Say your flight to JFK is severely delayed and it turns out you only have four hours in Manhattan. What to do? Go to Eataly. Then stop by the Union Square Greenmarket.
This post mainly offers jealousy-inducing photos of my time spent browsing around Eataly, the new mega food extravaganza created by culinary superstars Mario Batali and Joe Bastianich. The place is part specialty food mart, part greengrocer, part bakery, part restaurant, part deli, part import market, part espresso bar, part cheesemaker, part seafood market, part gelateria... You get the point. The place is huge and it is where you can find anything and everything that is Italian and that is delicious.
Lots of folks complain that Eataly is crowded and there are too many tourists and it’s expensive and the wait for tables and food is ridiculously long. I say, shut up, folks. Really. Quit complaining about having access to the highest quality Italian tomatoes and pastas and meats. Don’t whine that the wait for your hand-made mozzarella cheese was over twenty minutes, or that your razor clams were too expensive, or that a stupid tourist bumped your elbow while you were sipping on a perfect, frothy espresso. I am not sympathetic. If you don’t like crowds or tourists or high prices, you shouldn’t live in Manhattan. Okay. I feel better now.
I was there on a Friday morning at ten, just when the market opened. The place was nearly empty so while the restaurants had yet to open for lunch, I had free reign of the market.
So I did some intense browsing. At the seafood.
At the meat.
At the vegetables…
… like sea beans and zucchini flowers…
I stopped in my tracks at the cheese case.
That’s when Phil and I decided to scoop up some meats and cold cuts. We chose a hunk of caciotta mista (a semi-soft cow and sheep milk cheese from Toscana). We grabbed some freshly sliced meat, a loaf of bread, and a couple bottles of fancy Italian sodas.
And we had ourselves a picnic across the street in Madison Square Park.
Phil laid out our meal while I soaked up the Manhattan vibe.

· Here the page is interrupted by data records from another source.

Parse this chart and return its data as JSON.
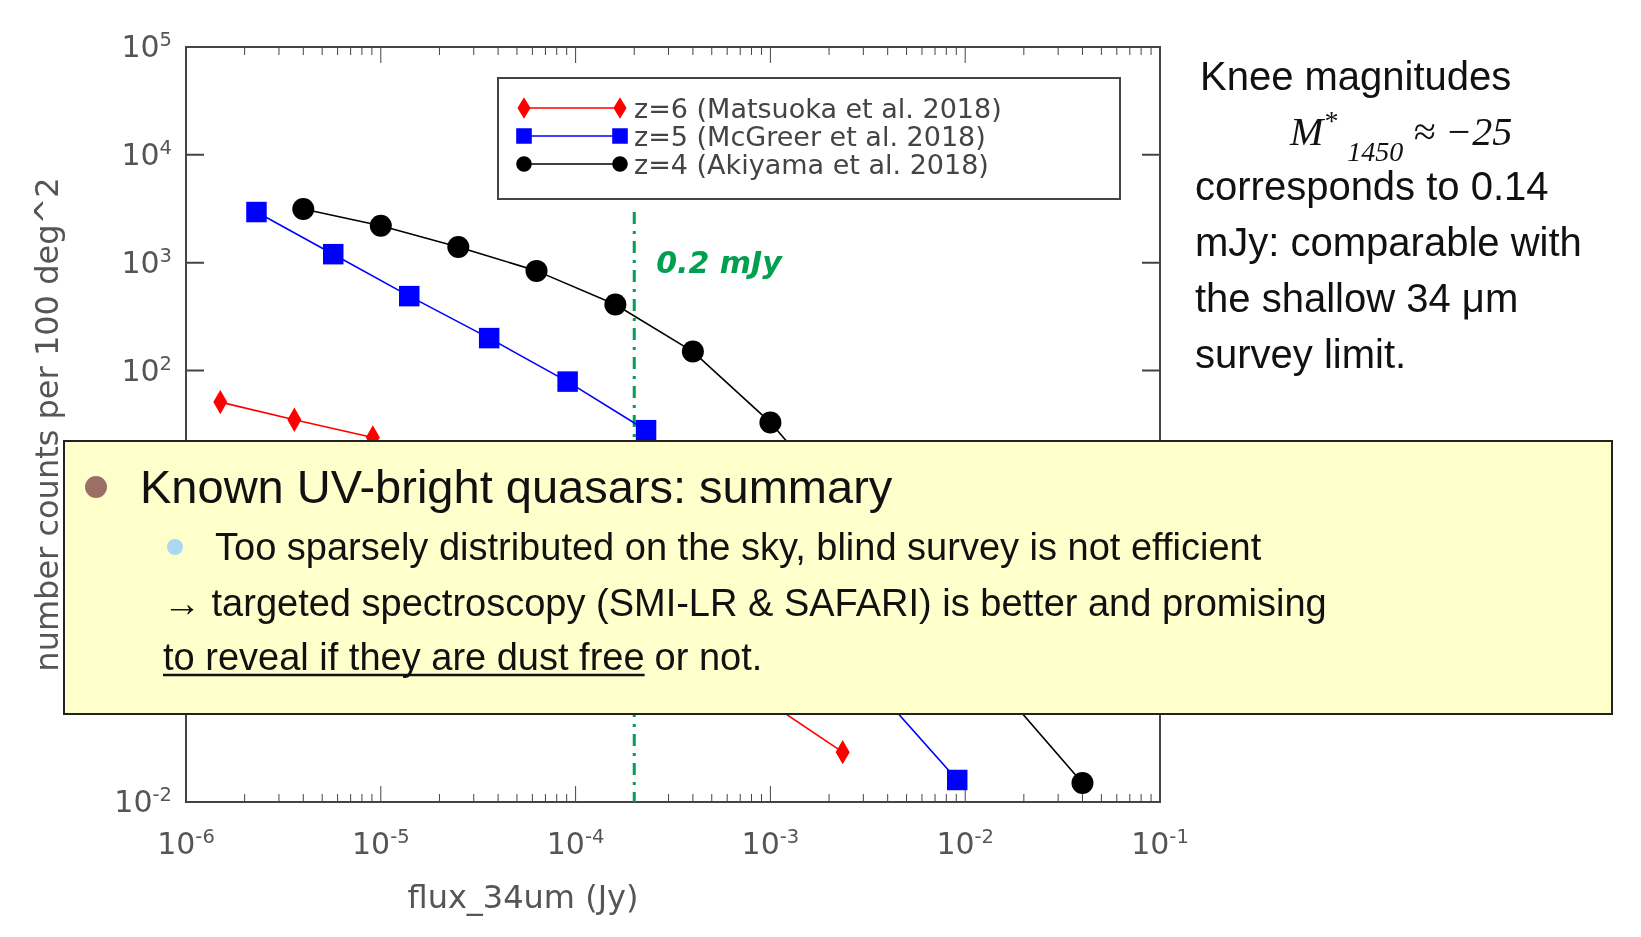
{
  "chart_data": {
    "type": "line",
    "xlabel": "flux_34um (Jy)",
    "ylabel": "number counts per 100 deg^2",
    "log": "xy",
    "xlim": [
      1e-06,
      0.1
    ],
    "ylim": [
      0.01,
      100000
    ],
    "xticks": [
      {
        "value": 1e-06,
        "label": "10$^{-6}$"
      },
      {
        "value": 1e-05,
        "label": "10$^{-5}$"
      },
      {
        "value": 0.0001,
        "label": "10$^{-4}$"
      },
      {
        "value": 0.001,
        "label": "10$^{-3}$"
      },
      {
        "value": 0.01,
        "label": "10$^{-2}$"
      },
      {
        "value": 0.1,
        "label": "10$^{-1}$"
      }
    ],
    "yticks": [
      {
        "value": 0.01,
        "label": "10$^{-2}$"
      },
      {
        "value": 100,
        "label": "10$^{2}$"
      },
      {
        "value": 1000,
        "label": "10$^{3}$"
      },
      {
        "value": 10000,
        "label": "10$^{4}$"
      },
      {
        "value": 100000,
        "label": "10$^{5}$"
      }
    ],
    "legend": "top right",
    "grid": false,
    "line_style": "solid",
    "series": [
      {
        "name": "z=6 (Matsuoka et al. 2018)",
        "color": "#ff0000",
        "marker": "diamond",
        "x": [
          1.5e-06,
          3.6e-06,
          9.1e-06,
          0.00235
        ],
        "values": [
          51,
          35,
          24,
          0.029
        ]
      },
      {
        "name": "z=5 (McGreer et al. 2018)",
        "color": "#0000ff",
        "marker": "square",
        "x": [
          2.3e-06,
          5.7e-06,
          1.4e-05,
          3.6e-05,
          9.1e-05,
          0.00023,
          0.0091
        ],
        "values": [
          2950,
          1200,
          490,
          200,
          79,
          28,
          0.016
        ]
      },
      {
        "name": "z=4 (Akiyama et al. 2018)",
        "color": "#000000",
        "marker": "circle",
        "x": [
          4e-06,
          1e-05,
          2.5e-05,
          6.3e-05,
          0.00016,
          0.0004,
          0.001,
          0.04
        ],
        "values": [
          3150,
          2200,
          1400,
          840,
          410,
          150,
          33,
          0.015
        ]
      }
    ],
    "ref_lines": [
      {
        "axis": "x",
        "value": 0.0002,
        "label": "0.2 mJy",
        "color": "#00a050",
        "line_style": "dashed"
      }
    ],
    "annotations": [
      "Knee magnitudes",
      "M$^{*}$$_{1450}$ ≈ −25",
      "corresponds to 0.14",
      "mJy: comparable with",
      "the shallow 34 μm",
      "survey limit.",
      "Known UV-bright quasars: summary",
      "Too sparsely distributed on the sky, blind survey is not efficient",
      "→ targeted spectroscopy (SMI-LR & SAFARI) is better and promising",
      "to reveal if they are dust free",
      "or not."
    ]
  }
}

It was a sunny day, so the park was bustling with activity: a meditation circle, a good amount of camera-touting tourists, some kids splashing around in a fountain.
But soon I was focused on my lunch.
Mortadella flecked with pistachio and Parma black label ham, both from Emilia Romagna. With cheese. On a baguette with a shatteringly crisp crust and chewy interior. I could get used to this.
We then strolled down Broadway, to Union Square. To meats, cheeses, jams, and honeys.
To heirloom tomatoes displayed like jewels, and piles of bright summer produce.